There are no efficacy data to support the use of currently approved osteoporosis therapies in CKD stage 5 and 5D. In general, treatment decisions will have to be individualized, and anecdotally bisphosphonates may be considered in stages 5 and 5D in those with fractures after exclusion of adynamic bone disease and osteomalacia by undertaking a bone biopsy. It is suggested that half the usual dose prescribed for osteoporosis is used for no more than three years in these patients [60].

7. Conclusion

The management of fragility fractures in CKD presents unique challenges—an area that bounds with opinion but with limited evidence. On the basis of available evidence BMD by DEXA appears valid for fracture risk assessment in early stages of CKD down to stage 3 in the absence of biochemical abnormalities that may suggest ROD. The use of fracture risk calculators such as FRAX may also be valid in early stages of CKD. In more advanced stages of CKD the diagnosis is more challenging and would require exclusion of ROD. It would appear that all drugs that are currently approved for the treatment of postmenopausal osteoporosis can be safely used without dose adjustment in CKD stages 1–3, at least for up to three years. The clinical utility of these drugs in late stages of CKD is unknown. Furthermore, treatment of low bone turnover disease is difficult; antiresorptives are contraindicated and there is only anecdotal evidence for the use of anabolic agents.
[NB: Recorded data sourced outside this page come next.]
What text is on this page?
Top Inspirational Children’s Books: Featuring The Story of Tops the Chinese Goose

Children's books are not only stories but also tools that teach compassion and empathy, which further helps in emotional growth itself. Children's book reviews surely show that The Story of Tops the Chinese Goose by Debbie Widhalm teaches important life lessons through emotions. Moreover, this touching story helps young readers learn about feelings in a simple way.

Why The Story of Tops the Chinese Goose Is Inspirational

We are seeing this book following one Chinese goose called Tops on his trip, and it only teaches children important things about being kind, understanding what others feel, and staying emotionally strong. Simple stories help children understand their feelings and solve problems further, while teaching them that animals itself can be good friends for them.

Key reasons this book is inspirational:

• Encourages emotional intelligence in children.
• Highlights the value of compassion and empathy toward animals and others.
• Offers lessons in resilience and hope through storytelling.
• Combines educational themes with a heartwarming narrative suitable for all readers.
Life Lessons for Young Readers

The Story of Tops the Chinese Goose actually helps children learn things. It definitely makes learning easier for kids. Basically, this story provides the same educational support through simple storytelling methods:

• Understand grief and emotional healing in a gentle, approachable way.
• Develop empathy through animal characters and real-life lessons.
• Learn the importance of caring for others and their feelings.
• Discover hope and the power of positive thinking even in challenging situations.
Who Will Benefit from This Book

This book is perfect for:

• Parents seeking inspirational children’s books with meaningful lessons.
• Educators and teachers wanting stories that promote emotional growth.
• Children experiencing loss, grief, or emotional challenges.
Therefore, there is a need for testing novel therapies for bone protection in CKD. An ideal therapeutic agent perhaps should be nonnephrotoxic, not renally cleared, and have dual action on both bone formation and resorption, so that it will have therapeutic appeal for both high and low bone turnover states. Organic nitrates appear to fulfill many of these attributes. Nitrates have been shown to be effective for bone protection in postmenopausal osteoporosis [61], although no data are available in CKD. Romosozumab, a humanised antisclerostin monoclonal antibody, is another osteoporosis therapeutic agent that may hold promise for ROD, particularly for low bone turnover disease. Although romosozumab has not yet been specifically tested in CKD population, the recently published phase 2 clinical trial recruited patients with eGFR down to 30 ml/minute [62]. Overall, the management of bone disease in CKD, particularly in late stages, CKD-4-5/5D, requires further research.

Conflict of Interests

The authors declare that there is no conflict of interests regarding the publication of this paper.